The MIT NANDA study across hundreds of deployments found 95% produced no measurable profit impact. The 5% that worked shared one discipline: they defined outcomes first, targeted back-office operations over demos, and refused to scale anything that hadn't already paid for itself.

"Value showed up only where someone defined the outcome before turning on the meter."

Insight 2: Coding Tool ROI Is Overstated — Recalibrate Your Business Case

The celebrated productivity gains from AI coding tools shrink significantly once full token costs (not just seat licenses) are counted. The real multiplier is closer to 1.6x, not the 10x sold to budget committees.

"On coding tools, the celebrated returns shrink to roughly 1.6 times once you count the full token cost instead of the seat license alone. Still positive. Nowhere near the tenfold story that sold the budget upstairs."

Insight 3: Reframe Your Career Strategy Around Token Allocation, Not Team Size

For operators and managers, the article issues a direct warning: the executives who will accumulate power in the next cycle are those who learn to direct AI resources at hard problems — not those who protect headcount.

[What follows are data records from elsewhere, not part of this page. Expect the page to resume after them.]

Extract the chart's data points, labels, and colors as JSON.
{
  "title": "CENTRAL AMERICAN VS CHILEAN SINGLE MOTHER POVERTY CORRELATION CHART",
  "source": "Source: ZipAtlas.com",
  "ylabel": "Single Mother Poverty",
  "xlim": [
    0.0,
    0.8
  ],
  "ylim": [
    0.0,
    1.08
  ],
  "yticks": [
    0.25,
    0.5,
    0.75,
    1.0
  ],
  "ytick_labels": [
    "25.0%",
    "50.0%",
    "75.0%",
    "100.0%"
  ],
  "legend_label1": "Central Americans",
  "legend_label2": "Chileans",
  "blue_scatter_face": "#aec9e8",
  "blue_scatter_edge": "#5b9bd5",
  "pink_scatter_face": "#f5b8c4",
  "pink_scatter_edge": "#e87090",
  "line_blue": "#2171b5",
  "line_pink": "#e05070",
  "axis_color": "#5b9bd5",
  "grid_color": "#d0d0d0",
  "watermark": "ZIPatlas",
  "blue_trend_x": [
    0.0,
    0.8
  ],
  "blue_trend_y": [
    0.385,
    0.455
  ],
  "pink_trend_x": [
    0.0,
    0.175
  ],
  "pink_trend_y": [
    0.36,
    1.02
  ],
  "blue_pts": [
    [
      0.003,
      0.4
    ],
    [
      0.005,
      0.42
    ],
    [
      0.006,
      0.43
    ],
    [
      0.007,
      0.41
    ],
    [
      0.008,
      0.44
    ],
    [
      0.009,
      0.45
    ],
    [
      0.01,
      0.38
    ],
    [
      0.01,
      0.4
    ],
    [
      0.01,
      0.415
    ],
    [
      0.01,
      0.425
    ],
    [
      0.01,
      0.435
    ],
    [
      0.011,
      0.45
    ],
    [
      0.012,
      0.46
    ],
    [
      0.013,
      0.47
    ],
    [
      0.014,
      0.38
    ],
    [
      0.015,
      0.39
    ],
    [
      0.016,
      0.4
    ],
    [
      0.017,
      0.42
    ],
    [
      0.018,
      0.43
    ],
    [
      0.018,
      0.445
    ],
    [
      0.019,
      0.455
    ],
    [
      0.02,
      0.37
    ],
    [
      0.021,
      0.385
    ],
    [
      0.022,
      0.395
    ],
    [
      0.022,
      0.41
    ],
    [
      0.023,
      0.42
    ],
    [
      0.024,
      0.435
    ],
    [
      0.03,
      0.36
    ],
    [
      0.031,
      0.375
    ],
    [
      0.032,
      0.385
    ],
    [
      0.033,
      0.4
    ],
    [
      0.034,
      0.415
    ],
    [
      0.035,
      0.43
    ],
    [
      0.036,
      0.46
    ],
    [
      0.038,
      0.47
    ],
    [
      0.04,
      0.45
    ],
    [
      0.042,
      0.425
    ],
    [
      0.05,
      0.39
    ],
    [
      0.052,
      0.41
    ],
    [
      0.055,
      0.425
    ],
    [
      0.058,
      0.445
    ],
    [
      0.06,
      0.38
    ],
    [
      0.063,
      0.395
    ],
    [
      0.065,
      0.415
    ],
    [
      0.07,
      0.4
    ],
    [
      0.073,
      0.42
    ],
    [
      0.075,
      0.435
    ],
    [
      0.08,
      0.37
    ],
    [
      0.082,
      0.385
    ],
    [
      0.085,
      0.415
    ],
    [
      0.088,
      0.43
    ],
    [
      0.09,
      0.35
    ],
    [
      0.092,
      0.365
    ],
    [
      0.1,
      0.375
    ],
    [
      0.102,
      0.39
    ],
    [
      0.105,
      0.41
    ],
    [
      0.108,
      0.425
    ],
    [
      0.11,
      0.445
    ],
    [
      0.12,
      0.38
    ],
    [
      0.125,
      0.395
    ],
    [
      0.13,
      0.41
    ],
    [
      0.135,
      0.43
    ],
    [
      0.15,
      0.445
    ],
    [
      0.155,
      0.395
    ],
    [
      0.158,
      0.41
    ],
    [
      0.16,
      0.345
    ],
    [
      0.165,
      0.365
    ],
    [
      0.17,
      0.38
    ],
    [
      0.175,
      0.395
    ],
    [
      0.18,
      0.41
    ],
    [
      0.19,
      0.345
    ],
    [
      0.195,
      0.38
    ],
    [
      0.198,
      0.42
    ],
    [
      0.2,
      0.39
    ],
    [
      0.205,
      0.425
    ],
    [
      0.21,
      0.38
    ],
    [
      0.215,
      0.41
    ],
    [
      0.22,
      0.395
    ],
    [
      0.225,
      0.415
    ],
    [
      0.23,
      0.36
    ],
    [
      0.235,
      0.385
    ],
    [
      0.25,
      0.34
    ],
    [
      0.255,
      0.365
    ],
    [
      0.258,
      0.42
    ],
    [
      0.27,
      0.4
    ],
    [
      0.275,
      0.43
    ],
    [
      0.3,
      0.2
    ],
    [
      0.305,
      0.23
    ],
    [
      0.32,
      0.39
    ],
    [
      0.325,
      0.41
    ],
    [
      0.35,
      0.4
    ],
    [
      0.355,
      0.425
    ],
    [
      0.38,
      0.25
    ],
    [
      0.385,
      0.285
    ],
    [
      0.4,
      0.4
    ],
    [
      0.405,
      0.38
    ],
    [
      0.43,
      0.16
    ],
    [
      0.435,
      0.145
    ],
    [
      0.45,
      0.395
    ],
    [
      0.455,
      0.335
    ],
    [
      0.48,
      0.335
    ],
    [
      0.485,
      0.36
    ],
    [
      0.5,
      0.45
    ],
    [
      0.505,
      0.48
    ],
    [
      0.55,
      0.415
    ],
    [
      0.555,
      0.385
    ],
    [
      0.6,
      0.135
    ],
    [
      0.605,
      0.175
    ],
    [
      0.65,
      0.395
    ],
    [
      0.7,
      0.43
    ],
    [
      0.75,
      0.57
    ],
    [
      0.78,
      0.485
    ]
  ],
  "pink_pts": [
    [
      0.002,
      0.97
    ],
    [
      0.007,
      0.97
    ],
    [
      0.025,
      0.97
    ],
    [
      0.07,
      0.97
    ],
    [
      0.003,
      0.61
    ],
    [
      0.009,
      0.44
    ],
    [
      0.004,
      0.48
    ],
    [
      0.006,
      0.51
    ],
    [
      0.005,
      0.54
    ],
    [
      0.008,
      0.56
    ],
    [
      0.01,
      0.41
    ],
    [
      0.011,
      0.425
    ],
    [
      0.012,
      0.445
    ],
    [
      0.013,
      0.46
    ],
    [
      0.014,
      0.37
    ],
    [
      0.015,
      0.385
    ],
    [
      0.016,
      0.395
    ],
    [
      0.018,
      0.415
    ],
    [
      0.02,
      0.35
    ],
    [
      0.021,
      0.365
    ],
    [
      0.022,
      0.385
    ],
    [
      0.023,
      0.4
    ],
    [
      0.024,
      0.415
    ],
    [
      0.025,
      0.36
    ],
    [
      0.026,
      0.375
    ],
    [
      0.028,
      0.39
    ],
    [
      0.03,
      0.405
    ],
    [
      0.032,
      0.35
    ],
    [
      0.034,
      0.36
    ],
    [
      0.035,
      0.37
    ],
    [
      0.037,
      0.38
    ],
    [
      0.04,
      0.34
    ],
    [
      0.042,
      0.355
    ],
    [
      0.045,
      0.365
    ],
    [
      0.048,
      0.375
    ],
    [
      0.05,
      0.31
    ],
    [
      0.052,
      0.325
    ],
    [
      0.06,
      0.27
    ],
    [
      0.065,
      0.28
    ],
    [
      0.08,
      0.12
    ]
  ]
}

"The career hedge stopped being the size of the team you protect. It became the ability to point a swarm of agents at a hard problem and come back with a result the business can actually price."

6. Overlooked Insights

Insight 1: Outsourced Work Is the First Line of Fire — and the Cleanest Benchmark

The article briefly notes that AI spend comparisons land on outsourcing contracts first because they're already priced in finished units (cost per ticket, per claim, per invoice). This makes BPO and outsourced operations the immediate and most legible substitution target — a market shift that has major implications for the BPO industry and enterprise procurement strategies.

"A business process contract is already priced in finished units. Cost per ticket, per claim, per invoice, per reviewed contract. That makes it the easiest place to stage the comparison between a human and an agent."

Insight 2: Only the Labs Can Execute Outcome-Based Pricing at Scale

The article's conclusion that outcome-based pricing is the endgame carries a buried structural implication: only model providers (OpenAI, Anthropic) have sufficient visibility into cost-to-serve to price fixed-cost outcomes profitably. Application-layer companies lack the margin control to absorb token variance — creating a potential competitive moat for labs that move in this direction and a structural vulnerability for the middleware layer.

"That move solves the customer's measurement problem by swallowing it whole, and only the labs control cost-to-serve well enough to price it."